Se tomarmos a Coreia do Norte e a Coreia do Sul, teremos uma oportunidade rara de comparação entre socialismo e capitalismo. O capitalismo sul-coreano produziu uma sociedade próspera, com alto grau de desenvolvimento industrial, científico e tecnológico. Empresas e universidades lá se retroalimentam. Sua educação tornou-se referência mundial. A democracia é o seu regime político.

A Coreia do Norte, por sua vez, é um regime tirânico, liberticida, que reduz a sua população a uma vida miserável. A fome grassa e os servos deste país sucumbem à falta de alimentos. Nada funciona, a não ser o Exército dotado de armamento nuclear, usado como ameaça constante à Coreia do Sul. Os seus processos políticos são uma caricatura, tendo sido neste país instaurada uma monarquia comunista, com direito de hereditariedade!

O século XX também apresentou outra experiência altamente significativa. Só os tolos hesitam em extrair dela o seu ensinamento. Havia duas Alemanhas, a Ocidental, capitalista, e a Oriental, socialista.

A primeira se caracterizava pela pujança, pelo respeito às liberdades, por uma vida sindical forte, por um crescimento econômico notável e por condições sociais invejáveis. Sua indústria tornou-se um exemplo mundial. Veio a ser uma das maiores economias do Planeta.

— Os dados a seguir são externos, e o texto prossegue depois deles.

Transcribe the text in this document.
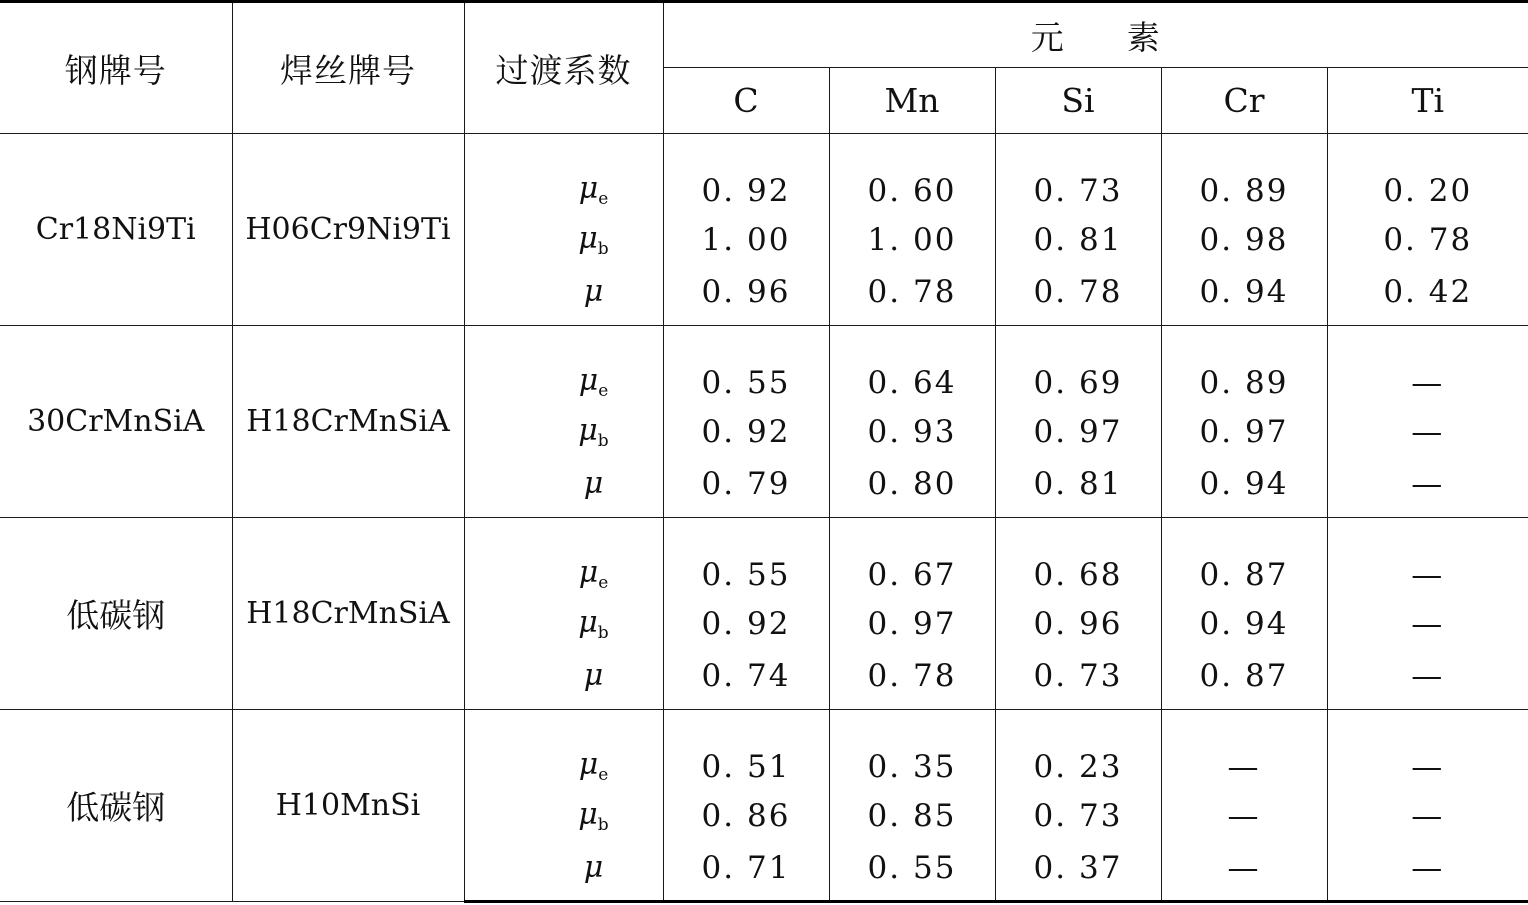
钢牌号	焊丝牌号	过渡系数	元 素				
			C	Mn	Si	Cr	Ti
Cr18Ni9Ti	H06Cr9Ni9Ti	$\mu_e$	0. 92	0. 60	0. 73	0. 89	0. 20
		$\mu_b$	1. 00	1. 00	0. 81	0. 98	0. 78
		μ	0. 96	0. 78	0. 78	0. 94	0. 42
30CrMnSiA	H18CrMnSiA	$\mu_e$	0. 55	0. 64	0. 69	0. 89	—
		$\mu_b$	0. 92	0. 93	0. 97	0. 97	—
		μ	0. 79	0. 80	0. 81	0. 94	—
低碳钢	H18CrMnSiA	$\mu_e$	0. 55	0. 67	0. 68	0. 87	—
		$\mu_b$	0. 92	0. 97	0. 96	0. 94	—
		μ	0. 74	0. 78	0. 73	0. 87	—
低碳钢	H10MnSi	$\mu_e$	0. 51	0. 35	0. 23	—	—
		$\mu_b$	0. 86	0. 85	0. 73	—	—
		μ	0. 71	0. 55	0. 37	—	—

A segunda tinha como característica central a dominação violenta de sua população, com uso do partido e de sua polícia política. As suas condições sociais eram precárias e a liberdade era sistematicamente pisoteada. Tais eram seus problemas que o socialismo sucumbiu às suas próprias contradições. Nem os prussianos resistiram ao socialismo. A queda do Muro de Berlim foi um símbolo da derrocada socialista/comunista. A ideia socialista esborrachou-se no chão.

A esquerda tupiniquim, porém, teima em nada aprender. Parafraseando Talleyrand, discorrendo sobre a aristocracia emigrada, que se obstinava em não reconhecer os eventos revolucionários: “Eles nada aprenderam e nada esqueceram.”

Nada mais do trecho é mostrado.